DiBona is particularly proud of the company’s progress with plastics. Every year, Novo Nordisk produces about 550 million plastic insulin pens, most of which end up in garbage cans. “When you look at our footprint, it’s a big part of it,” DiBona says.
To begin addressing this, last year the company piloted a take-back program. At pharmacies in three large cities in Denmark, patients picking up their medicine could return used plastic pens. The parts were then upcycled: Some were used to make office chairs in collaboration with a Danish design firm, while glass from the insulin vials was melted down to create lamps. DiBona says the take-back program will expand to other countries soon.
Another company trying to close the loop on plastic waste is Stericycle. The compliance company specializes in collecting and disposing of controlled substances, medical waste, biohazardous material and sharps. Through its Sharps Management Service, Stericycle provides reusable sharps containers to hospitals, pharmacies and clinics, then picks them up, cleans them in a high-temperature, high-pressure process and ships them back out. The containers can be used a couple hundred times.
Last year, the program diverted an estimated 104 million pounds of plastic from landfills, according to Stericycle’s latest corporate social responsibility report. In recent years, Stericycle has also brought in new leadership from large logistics companies to improve its routing efficiencies.
There’s an obvious, if often overlooked, benefit to this type of streamlining, and it goes back to the correlation between the greenest and highest-growth pharma companies in the McMaster University study. Improving sustainability is not just good for corporate image; it can also help the bottom line.

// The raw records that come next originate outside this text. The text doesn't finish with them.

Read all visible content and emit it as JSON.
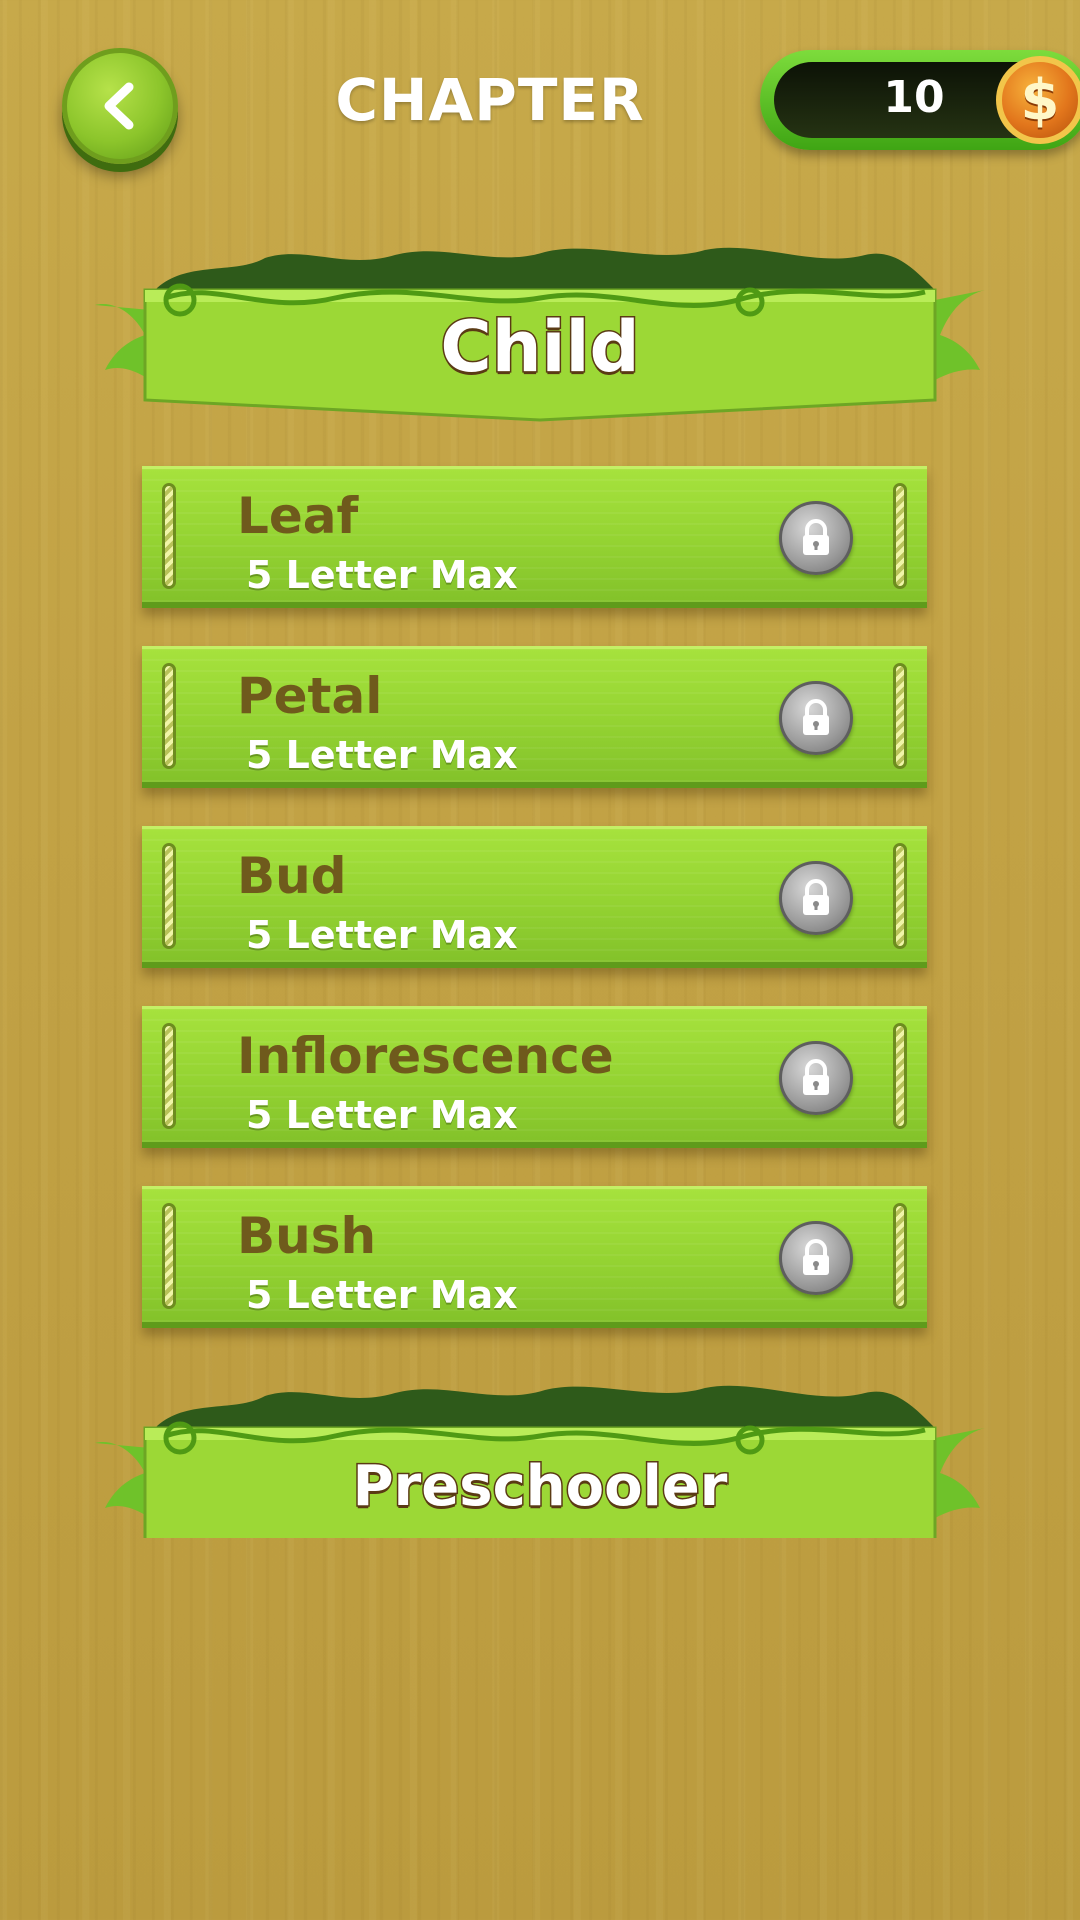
{
  "header": {
    "title": "CHAPTER",
    "back_icon": "chevron-left-icon",
    "coins": "10",
    "coin_icon": "dollar-coin-icon",
    "coin_symbol": "$"
  },
  "chapters": [
    {
      "title": "Child",
      "levels": [
        {
          "name": "Leaf",
          "subtitle": "5 Letter Max",
          "locked": true
        },
        {
          "name": "Petal",
          "subtitle": "5 Letter Max",
          "locked": true
        },
        {
          "name": "Bud",
          "subtitle": "5 Letter Max",
          "locked": true
        },
        {
          "name": "Inflorescence",
          "subtitle": "5 Letter Max",
          "locked": true
        },
        {
          "name": "Bush",
          "subtitle": "5 Letter Max",
          "locked": true
        }
      ]
    },
    {
      "title": "Preschooler"
    }
  ],
  "colors": {
    "background": "#c2a245",
    "card_green": "#94d332",
    "level_text": "#6f5a1c",
    "lock_gray": "#9c9c9c"
  }
}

“Sustainability is about doing the right thing that makes the right business decision,” says Jennifer Koenig, VP of environmental, social and governance for Stericycle. “You can make lots of environmentally correct decisions, but if they cost so much that you can’t be profitable, that’s not sustainable.”

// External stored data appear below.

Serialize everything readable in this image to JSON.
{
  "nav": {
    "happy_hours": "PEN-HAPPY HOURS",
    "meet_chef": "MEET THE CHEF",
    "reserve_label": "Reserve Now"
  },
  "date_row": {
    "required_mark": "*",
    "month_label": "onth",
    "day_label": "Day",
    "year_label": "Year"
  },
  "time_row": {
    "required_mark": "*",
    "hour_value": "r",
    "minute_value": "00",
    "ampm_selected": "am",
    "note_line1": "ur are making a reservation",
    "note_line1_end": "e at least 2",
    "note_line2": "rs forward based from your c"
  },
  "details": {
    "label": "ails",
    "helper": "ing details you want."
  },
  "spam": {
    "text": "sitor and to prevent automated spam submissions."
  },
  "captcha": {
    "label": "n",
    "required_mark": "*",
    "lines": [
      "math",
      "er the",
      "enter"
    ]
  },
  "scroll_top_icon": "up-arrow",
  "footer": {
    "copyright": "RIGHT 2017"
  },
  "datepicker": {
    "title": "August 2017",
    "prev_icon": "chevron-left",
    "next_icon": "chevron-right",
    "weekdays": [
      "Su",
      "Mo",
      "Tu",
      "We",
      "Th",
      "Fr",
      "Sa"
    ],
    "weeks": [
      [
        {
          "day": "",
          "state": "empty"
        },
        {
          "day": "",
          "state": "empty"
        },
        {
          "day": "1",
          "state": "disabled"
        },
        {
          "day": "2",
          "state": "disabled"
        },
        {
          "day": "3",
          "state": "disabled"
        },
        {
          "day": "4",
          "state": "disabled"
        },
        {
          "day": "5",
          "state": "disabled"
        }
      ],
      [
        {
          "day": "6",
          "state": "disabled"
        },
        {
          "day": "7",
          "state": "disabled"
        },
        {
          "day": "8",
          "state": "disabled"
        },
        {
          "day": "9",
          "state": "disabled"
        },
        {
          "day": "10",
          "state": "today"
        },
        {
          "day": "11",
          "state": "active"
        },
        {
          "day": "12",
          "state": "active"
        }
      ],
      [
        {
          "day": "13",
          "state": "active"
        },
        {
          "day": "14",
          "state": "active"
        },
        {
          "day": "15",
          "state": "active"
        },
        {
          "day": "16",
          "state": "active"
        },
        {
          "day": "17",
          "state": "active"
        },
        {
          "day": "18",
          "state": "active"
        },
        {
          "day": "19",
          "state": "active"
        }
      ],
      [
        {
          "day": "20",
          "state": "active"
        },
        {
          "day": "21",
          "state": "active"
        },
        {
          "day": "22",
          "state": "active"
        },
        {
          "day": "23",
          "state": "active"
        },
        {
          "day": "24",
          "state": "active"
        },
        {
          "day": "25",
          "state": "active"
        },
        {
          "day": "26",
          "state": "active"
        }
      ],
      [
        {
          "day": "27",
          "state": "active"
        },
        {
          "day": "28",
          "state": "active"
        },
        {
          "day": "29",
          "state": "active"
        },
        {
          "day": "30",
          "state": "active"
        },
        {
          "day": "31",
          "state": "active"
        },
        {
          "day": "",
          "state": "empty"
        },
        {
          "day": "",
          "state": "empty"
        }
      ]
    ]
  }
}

In a warming planet with more extreme weather, strengthening resiliency and efficiency throughout the corporate product chain will become more necessary. Just look back to 2017, when Pfizer’s manufacturing facilities in Puerto Rico were wiped out during a devastating hurricane season, resulting in a loss of an estimated $195 million in inventory.

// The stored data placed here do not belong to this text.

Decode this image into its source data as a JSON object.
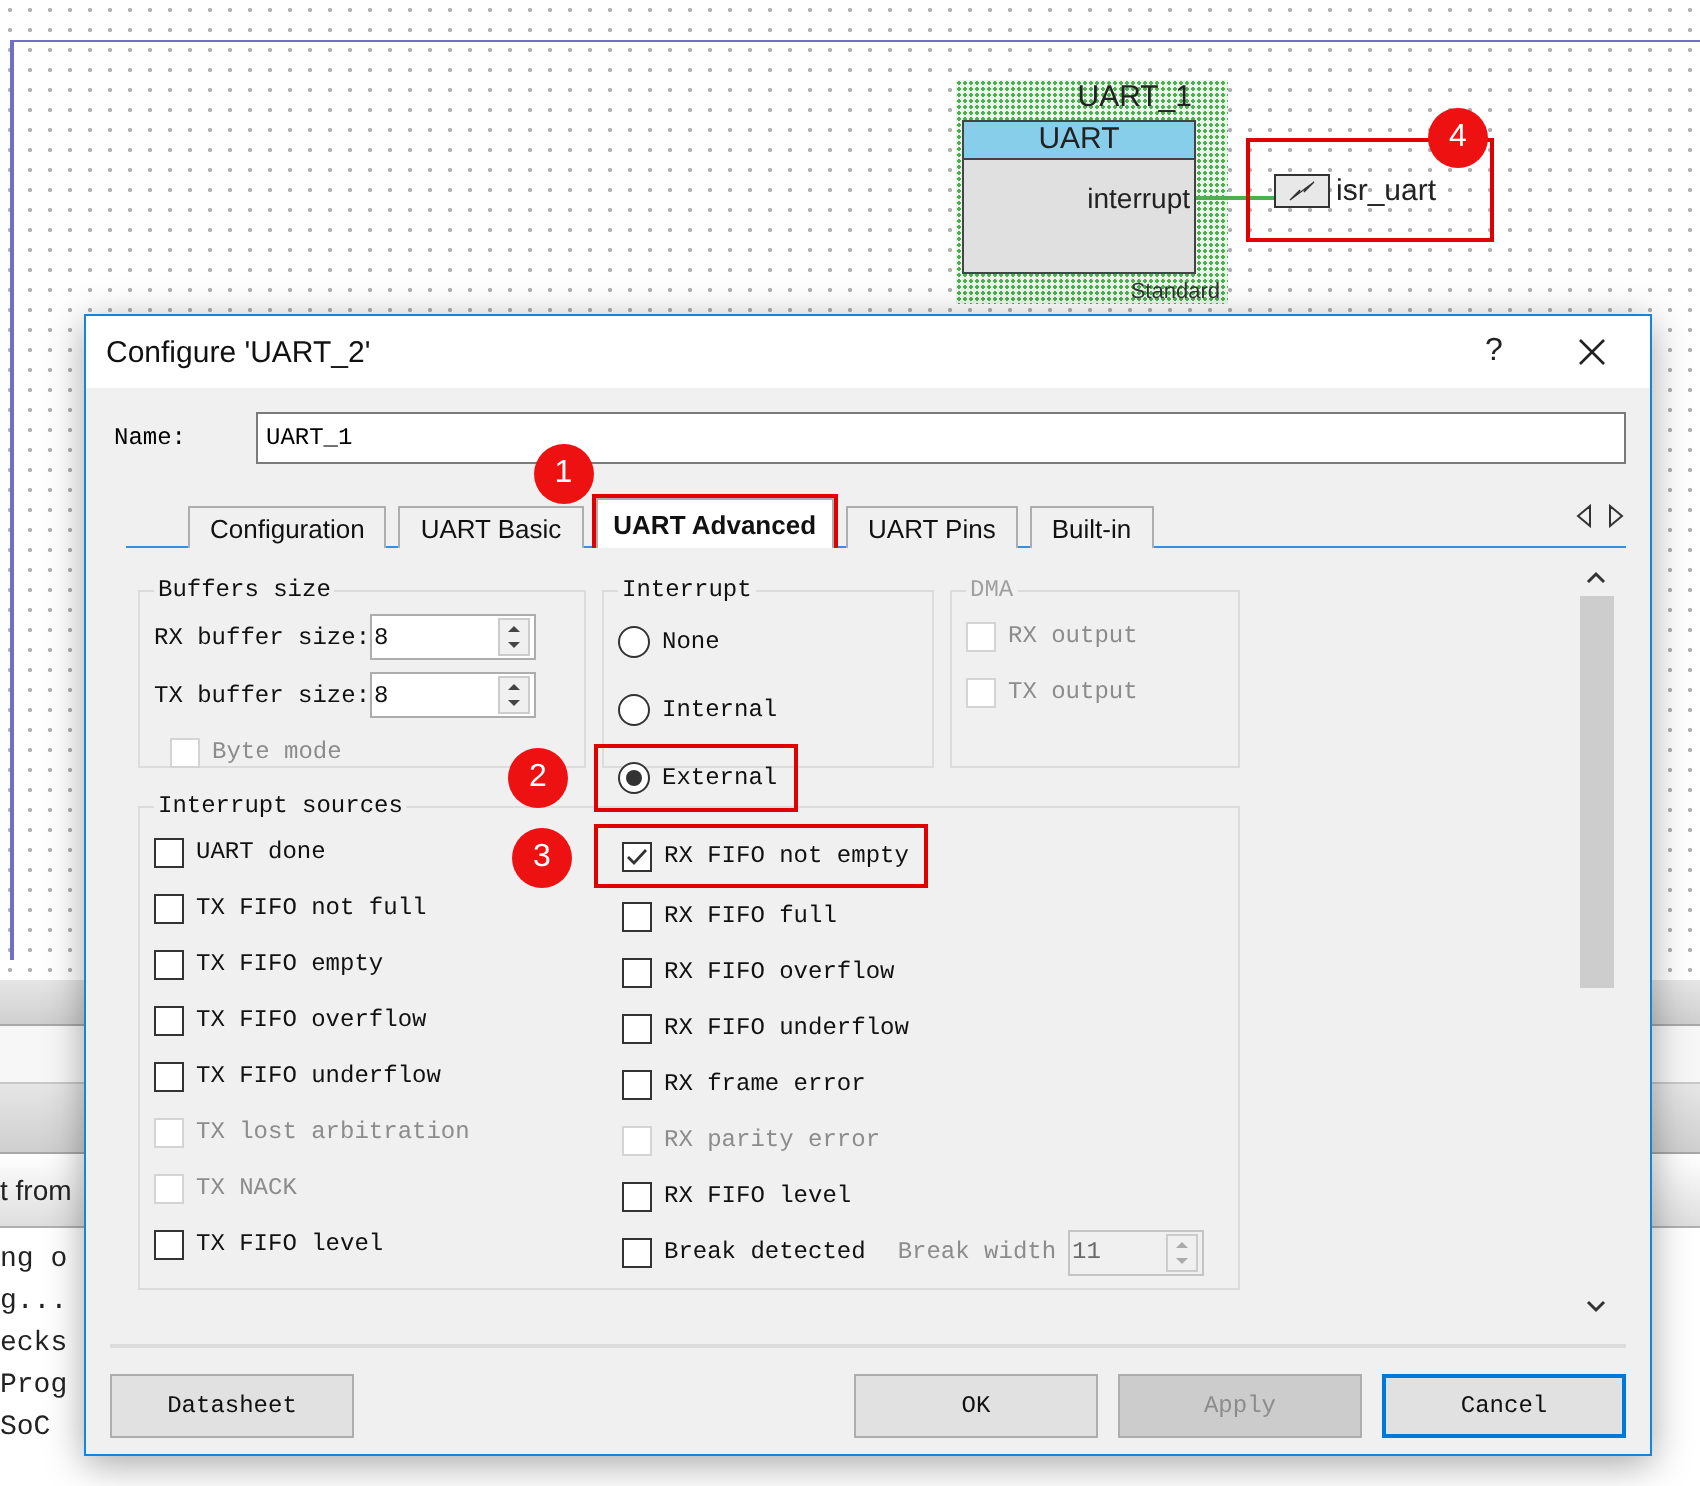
{
  "canvas": {
    "component": {
      "instance": "UART_1",
      "title": "UART",
      "terminal": "interrupt",
      "footer": "Standard"
    },
    "isr": {
      "label": "isr_uart",
      "highlighted": true,
      "marker": "4"
    }
  },
  "console": {
    "tab": "t from",
    "lines": [
      "ng o",
      "g...",
      "ecks",
      "Prog",
      "SoC"
    ]
  },
  "dialog": {
    "title": "Configure 'UART_2'",
    "help": "?",
    "name": {
      "label": "Name:",
      "value": "UART_1"
    },
    "tabs": [
      {
        "label": "Configuration",
        "selected": false,
        "highlighted": false
      },
      {
        "label": "UART Basic",
        "selected": false,
        "highlighted": false
      },
      {
        "label": "UART Advanced",
        "selected": true,
        "highlighted": true,
        "marker": "1"
      },
      {
        "label": "UART Pins",
        "selected": false,
        "highlighted": false
      },
      {
        "label": "Built-in",
        "selected": false,
        "highlighted": false
      }
    ],
    "buffers": {
      "title": "Buffers size",
      "fields": [
        {
          "label": "RX buffer size:",
          "value": "8"
        },
        {
          "label": "TX buffer size:",
          "value": "8"
        }
      ],
      "byte_mode": {
        "label": "Byte mode",
        "checked": false,
        "disabled": true
      }
    },
    "interrupt": {
      "title": "Interrupt",
      "options": [
        {
          "label": "None",
          "selected": false,
          "highlighted": false
        },
        {
          "label": "Internal",
          "selected": false,
          "highlighted": false
        },
        {
          "label": "External",
          "selected": true,
          "highlighted": true,
          "marker": "2"
        }
      ]
    },
    "dma": {
      "title": "DMA",
      "disabled": true,
      "options": [
        {
          "label": "RX output",
          "checked": false,
          "disabled": true
        },
        {
          "label": "TX output",
          "checked": false,
          "disabled": true
        }
      ]
    },
    "sources": {
      "title": "Interrupt sources",
      "left": [
        {
          "label": "UART done",
          "checked": false,
          "disabled": false
        },
        {
          "label": "TX FIFO not full",
          "checked": false,
          "disabled": false
        },
        {
          "label": "TX FIFO empty",
          "checked": false,
          "disabled": false
        },
        {
          "label": "TX FIFO overflow",
          "checked": false,
          "disabled": false
        },
        {
          "label": "TX FIFO underflow",
          "checked": false,
          "disabled": false
        },
        {
          "label": "TX lost arbitration",
          "checked": false,
          "disabled": true
        },
        {
          "label": "TX NACK",
          "checked": false,
          "disabled": true
        },
        {
          "label": "TX FIFO level",
          "checked": false,
          "disabled": false
        }
      ],
      "right": [
        {
          "label": "RX FIFO not empty",
          "checked": true,
          "disabled": false,
          "highlighted": true,
          "marker": "3"
        },
        {
          "label": "RX FIFO full",
          "checked": false,
          "disabled": false
        },
        {
          "label": "RX FIFO overflow",
          "checked": false,
          "disabled": false
        },
        {
          "label": "RX FIFO underflow",
          "checked": false,
          "disabled": false
        },
        {
          "label": "RX frame error",
          "checked": false,
          "disabled": false
        },
        {
          "label": "RX parity error",
          "checked": false,
          "disabled": true
        },
        {
          "label": "RX FIFO level",
          "checked": false,
          "disabled": false
        },
        {
          "label": "Break detected",
          "checked": false,
          "disabled": false,
          "extra": {
            "label": "Break width",
            "value": "11",
            "disabled": true
          }
        }
      ]
    },
    "buttons": [
      {
        "label": "Datasheet",
        "kind": "aside",
        "disabled": false,
        "default": false
      },
      {
        "label": "OK",
        "kind": "action",
        "disabled": false,
        "default": false
      },
      {
        "label": "Apply",
        "kind": "action",
        "disabled": true,
        "default": false
      },
      {
        "label": "Cancel",
        "kind": "action",
        "disabled": false,
        "default": true
      }
    ]
  }
}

For Novo Nordisk’s DiBona, the next phase of progress won’t truly begin until solutions are implemented industrywide.
“With the take-back program, we appreciate what we can do as one company with one brand of device,” she explains. “But if this were an industry solution — imagine how we could scale that to a much bigger degree?”
Eventually, sustainability will just be integrated into every strategy decision a company makes. New environmental initiatives will no longer be heralded by press releases; they’ll just be the way of doing business. “Progress” on this front is only measurable now because the pharma industry — all industries, really, and the species as a whole — is in the early phase of a profound shift, and the clock is ticking. The only question is how much agency they, and we, will have in determining what that looks like.
“It’s an interesting dynamic. By going for big impact, you can actually run the risk of being less visible,” DiBona says. “Maybe silence is actually a good sign. Let’s see if that’s how it turns out.”